Le rapport étudie ensuite les stratégies sécuritaires mises en place par l’État Mexicain, notamment la militarisation de la police ainsi que le recours fréquent aux forces armées. La mise en place de ces stratégies pour endiguer la violence et le narcoterrorisme sont freinés par les liens étroits tissés entre les administrations mexicaines et les cartels.
Le retour des milices et des groupes d’autodéfense pour pallier les carences de l’État en matière sécuritaire est un phénomène intéressant. C’est le cas notamment de la région du Michoacán, traditionnellement opposée à l’Etat fédéral sur les questions sécuritaires. Si l’état mexicain a dans un premier temps condamné ces groupes, ils sont désormais admis et parfois mêmes associés à l’armée régulière pour certaines missions.
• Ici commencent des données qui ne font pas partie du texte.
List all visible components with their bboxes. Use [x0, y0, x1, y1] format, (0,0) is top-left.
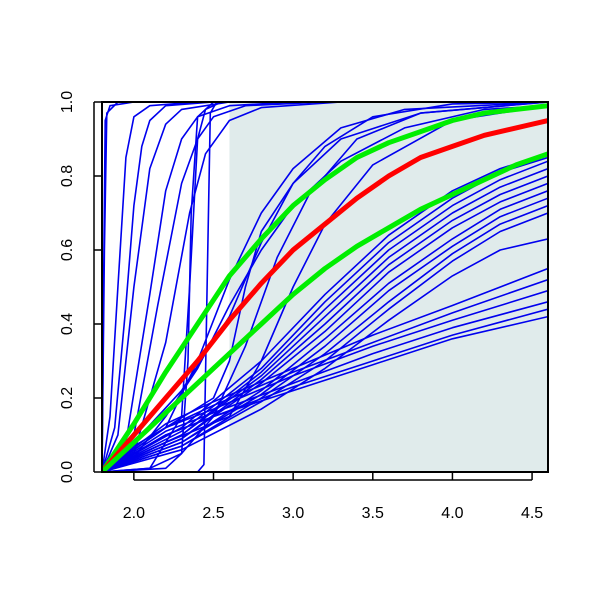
x-tick-label: 2.5 [202, 505, 224, 522]
series-line-37 [102, 151, 548, 472]
series-line-22 [102, 182, 548, 472]
shaded-region [229, 102, 548, 472]
x-tick-label: 2.0 [123, 505, 145, 522]
y-tick-label: 0.2 [59, 387, 76, 409]
series-line-10 [102, 102, 548, 472]
series-line-8 [102, 102, 548, 472]
y-tick-label: 0.6 [59, 239, 76, 261]
series-line-33 [102, 315, 548, 472]
series-line-36 [102, 118, 548, 472]
y-tick-label: 0.0 [59, 461, 76, 483]
x-tick-label: 3.5 [362, 505, 384, 522]
y-tick-label: 0.4 [59, 313, 76, 335]
series-line-9 [102, 102, 548, 472]
series-line-35 [102, 103, 548, 472]
series-line-6 [102, 102, 548, 472]
series-line-26 [102, 212, 548, 472]
series-line-24 [102, 197, 548, 472]
series-line-4 [102, 102, 548, 472]
axes-layer: 2.0 2.5 3.0 3.5 4.0 4.5 0.0 0.2 0.4 0.6 0.8 1.0 [59, 91, 549, 522]
plot-frame [101, 101, 549, 473]
series-line-15 [102, 102, 548, 472]
y-tick-label: 0.8 [59, 165, 76, 187]
series-line-2 [102, 102, 548, 472]
y-tick-label: 1.0 [59, 91, 76, 113]
series-line-20 [102, 167, 548, 472]
series-line-31 [102, 300, 548, 472]
series-line-28 [102, 267, 548, 472]
series-line-5 [102, 102, 548, 472]
series-line-30 [102, 289, 548, 472]
series-line-34 [102, 104, 548, 472]
x-tick-label: 4.0 [441, 505, 463, 522]
shaded-region-layer [229, 102, 548, 472]
x-tick-label: 3.0 [282, 505, 304, 522]
series-line-11 [102, 102, 548, 472]
x-tick-label: 4.5 [521, 505, 543, 522]
series-line-12 [102, 102, 548, 472]
series-line-27 [102, 238, 548, 472]
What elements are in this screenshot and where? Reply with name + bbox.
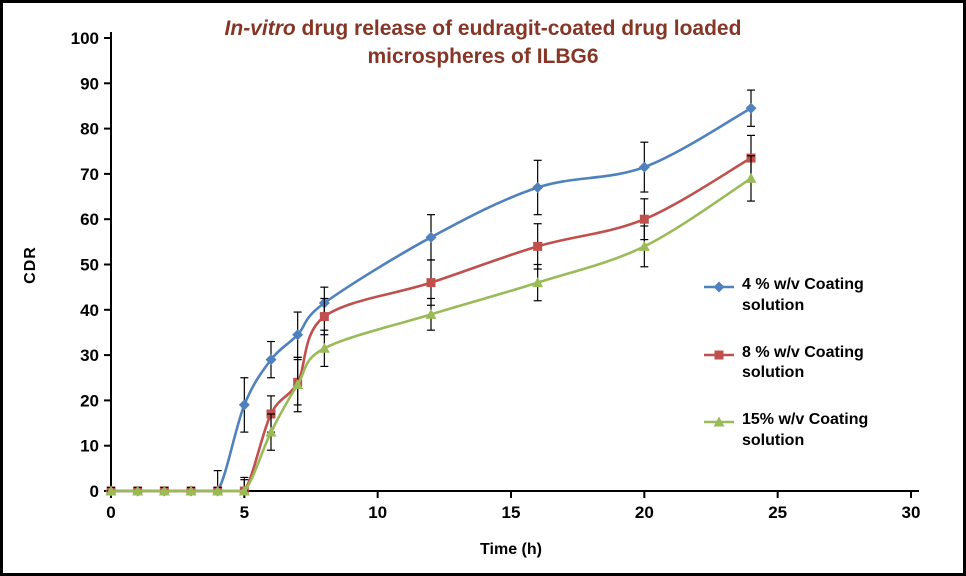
diamond-marker-icon (425, 231, 437, 243)
y-tick-label: 60 (80, 210, 99, 229)
chart-title-line2: microspheres of ILBG6 (367, 45, 599, 69)
legend-swatch-diamond-icon (704, 281, 734, 293)
x-tick-label: 20 (635, 503, 654, 522)
diamond-marker-icon (292, 329, 304, 341)
legend-item-label: 8 % w/v Coating solution (742, 343, 864, 382)
diamond-marker-icon (713, 281, 725, 293)
y-axis-ticks: 0 10 20 30 40 50 60 70 80 90 100 (71, 29, 111, 501)
triangle-marker-icon (532, 277, 544, 288)
chart-title-italic: In-vitro (224, 17, 296, 40)
triangle-marker-icon (185, 485, 197, 496)
diamond-marker-icon (265, 354, 277, 366)
square-marker-icon (639, 214, 649, 224)
legend-item-15pct: 15% w/v Coating solution (703, 410, 912, 452)
diamond-marker-icon (638, 161, 650, 173)
y-tick-label: 10 (80, 437, 99, 456)
y-tick-label: 20 (80, 391, 99, 410)
legend-swatch-triangle-icon (704, 416, 734, 427)
x-tick-label: 30 (902, 503, 921, 522)
x-tick-label: 5 (240, 503, 249, 522)
x-axis-ticks: 0 5 10 15 20 25 30 (106, 491, 920, 522)
triangle-marker-icon (713, 416, 725, 427)
series-markers-15pct (105, 172, 757, 496)
y-tick-label: 100 (71, 29, 99, 48)
triangle-marker-icon (132, 485, 144, 496)
legend-item-4pct: 4 % w/v Coating solution (703, 275, 912, 317)
series-line-15pct (111, 177, 752, 493)
chart-title-rest: drug release of eudragit-coated drug loa… (295, 17, 742, 40)
diamond-marker-icon (745, 102, 757, 114)
legend-item-label: 15% w/v Coating solution (742, 411, 869, 449)
diamond-marker-icon (238, 399, 250, 411)
x-tick-label: 15 (502, 503, 521, 522)
triangle-marker-icon (158, 485, 170, 496)
square-marker-icon (714, 350, 724, 360)
legend: 4 % w/v Coating solution 8 % w/v Coating … (703, 275, 912, 478)
triangle-marker-icon (265, 426, 277, 437)
y-tick-label: 80 (80, 120, 99, 139)
y-tick-label: 70 (80, 165, 99, 184)
error-bars-15pct (107, 155, 755, 492)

La question des cartels et de la violence déchaînée par ceux-ci implique aussi d’étudier les relations entre le Mexique et les Etats-Unis d’Amérique, premier point de chute de la drogue. L’analyse du marché de la drogue aux Etats-Unis et des différents circuits de narco-commerce permettra de comprendre le poids que cette question a dans les relations diplomatiques, économiques et sécuritaires des deux pays.
Cette coopération sécuritaire est aussi entravée par la corruption qui est ancrée dans la société mexicaine. En effet, elle a des conséquences économiques et politiques considérables qui ont, au fil des années, façonné la société mexicaine.